2 – Num caso como o da Garnet Star, em que a incerteza no valor médio da paralaxe é quase tão
grande quanto a própria paralaxe, podemos concluir que as incertezas nas medidas individuais (π1, π2,
π3 ... πn) são ainda maiores, inclusive maiores que a própria paralaxe. Portanto, a paralaxe medida para
uma estrela pode ser negativa, mas a paralaxe verdadeira não.

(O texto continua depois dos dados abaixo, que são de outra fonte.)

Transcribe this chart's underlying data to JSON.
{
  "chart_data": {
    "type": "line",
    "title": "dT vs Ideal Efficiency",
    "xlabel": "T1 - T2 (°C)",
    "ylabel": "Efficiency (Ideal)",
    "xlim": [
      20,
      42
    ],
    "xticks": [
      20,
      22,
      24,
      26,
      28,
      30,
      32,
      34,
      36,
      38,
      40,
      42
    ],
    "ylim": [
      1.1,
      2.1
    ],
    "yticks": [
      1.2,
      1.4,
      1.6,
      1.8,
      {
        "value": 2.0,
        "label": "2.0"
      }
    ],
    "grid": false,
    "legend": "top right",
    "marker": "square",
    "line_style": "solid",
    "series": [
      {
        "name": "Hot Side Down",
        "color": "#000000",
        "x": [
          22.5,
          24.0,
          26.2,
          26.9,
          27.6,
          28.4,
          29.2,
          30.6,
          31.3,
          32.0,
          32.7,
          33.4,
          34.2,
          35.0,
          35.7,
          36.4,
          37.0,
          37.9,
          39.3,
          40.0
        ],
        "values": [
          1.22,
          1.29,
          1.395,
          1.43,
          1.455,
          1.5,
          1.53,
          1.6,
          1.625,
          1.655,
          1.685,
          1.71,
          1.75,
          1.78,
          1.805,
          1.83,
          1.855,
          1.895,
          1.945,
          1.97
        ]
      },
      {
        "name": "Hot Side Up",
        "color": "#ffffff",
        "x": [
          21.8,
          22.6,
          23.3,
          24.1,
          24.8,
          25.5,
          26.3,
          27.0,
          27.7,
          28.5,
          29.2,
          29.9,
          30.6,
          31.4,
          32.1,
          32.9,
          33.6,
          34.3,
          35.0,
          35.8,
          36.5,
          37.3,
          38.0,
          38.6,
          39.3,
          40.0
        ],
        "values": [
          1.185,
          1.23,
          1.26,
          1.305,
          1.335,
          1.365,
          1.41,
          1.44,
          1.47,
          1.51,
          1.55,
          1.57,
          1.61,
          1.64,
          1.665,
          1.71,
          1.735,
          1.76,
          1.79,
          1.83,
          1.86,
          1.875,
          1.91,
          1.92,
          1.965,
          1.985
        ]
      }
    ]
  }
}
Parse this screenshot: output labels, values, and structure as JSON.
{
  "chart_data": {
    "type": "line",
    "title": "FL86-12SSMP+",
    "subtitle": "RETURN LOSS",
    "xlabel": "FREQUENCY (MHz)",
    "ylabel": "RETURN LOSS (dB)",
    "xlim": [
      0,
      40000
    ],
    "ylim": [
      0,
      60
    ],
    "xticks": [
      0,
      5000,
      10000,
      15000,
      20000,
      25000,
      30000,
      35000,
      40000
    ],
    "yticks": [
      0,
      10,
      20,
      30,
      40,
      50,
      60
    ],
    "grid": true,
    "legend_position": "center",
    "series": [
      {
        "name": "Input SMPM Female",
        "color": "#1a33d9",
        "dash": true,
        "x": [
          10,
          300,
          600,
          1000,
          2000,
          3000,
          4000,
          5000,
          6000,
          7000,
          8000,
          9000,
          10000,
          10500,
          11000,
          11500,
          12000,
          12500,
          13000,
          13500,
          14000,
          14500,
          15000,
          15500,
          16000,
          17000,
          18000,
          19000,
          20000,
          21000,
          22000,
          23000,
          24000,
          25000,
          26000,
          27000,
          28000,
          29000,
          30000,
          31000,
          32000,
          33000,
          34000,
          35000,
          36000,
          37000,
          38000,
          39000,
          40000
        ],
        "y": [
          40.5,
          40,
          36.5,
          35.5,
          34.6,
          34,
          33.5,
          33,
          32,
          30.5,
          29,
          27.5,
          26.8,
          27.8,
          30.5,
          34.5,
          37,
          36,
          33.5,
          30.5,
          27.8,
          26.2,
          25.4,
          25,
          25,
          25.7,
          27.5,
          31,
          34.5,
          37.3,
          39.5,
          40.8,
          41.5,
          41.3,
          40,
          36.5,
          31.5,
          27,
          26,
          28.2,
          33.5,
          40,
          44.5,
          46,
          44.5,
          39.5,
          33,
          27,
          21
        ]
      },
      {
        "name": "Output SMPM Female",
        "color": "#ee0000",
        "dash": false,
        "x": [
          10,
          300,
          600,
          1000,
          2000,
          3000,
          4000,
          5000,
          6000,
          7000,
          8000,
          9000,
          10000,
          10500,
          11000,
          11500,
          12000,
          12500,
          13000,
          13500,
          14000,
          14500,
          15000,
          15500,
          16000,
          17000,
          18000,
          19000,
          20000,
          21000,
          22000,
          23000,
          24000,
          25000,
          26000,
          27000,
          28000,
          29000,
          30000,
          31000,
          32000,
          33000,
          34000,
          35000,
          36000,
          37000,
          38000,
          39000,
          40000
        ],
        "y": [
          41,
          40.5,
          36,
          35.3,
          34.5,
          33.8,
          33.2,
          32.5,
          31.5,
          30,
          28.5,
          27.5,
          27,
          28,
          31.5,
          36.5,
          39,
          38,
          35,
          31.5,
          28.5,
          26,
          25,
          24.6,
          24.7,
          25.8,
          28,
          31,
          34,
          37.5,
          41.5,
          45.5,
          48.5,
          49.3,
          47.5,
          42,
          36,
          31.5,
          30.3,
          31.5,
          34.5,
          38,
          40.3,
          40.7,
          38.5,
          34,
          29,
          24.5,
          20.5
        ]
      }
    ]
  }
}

Sempre que a incerteza for tão grande (ou quase tão grande) quanto a própria paralaxe medida, essa
incerteza deve ser expressa em log(π), assim os dados experimentais continuarão fornecendo, perto da
média, probabilidades próximas das que seriam obtidas se as incertezas fossem expressas em π, com a
vantagem que nunca dariam probabilidade maior que zero para paralaxes negativas. Portanto a
paralaxe de µ Cephei e sua incerteza deveriam ser representadas por: log(π)=-3,2076, log(ηπ)=0,2645;
haveria 25% de chances de a paralaxe ser maior que 0,00114” (0,00062×1,84) e 25% de chances de
ser menor que 0,00034” (0,00062÷1,84). Claro que isso não poderia ser simplesmente expresso dessa
maneira. Antes de usar logs, seria preciso que a coleta dos dados também fosse feita calculando as
incertezas nos logs das paralaxes, em vez de as incertezas nas próprias paralaxes. Além disso, a
incerteza deveria ser expressa como ηlog(π), em vez de log(ηπ).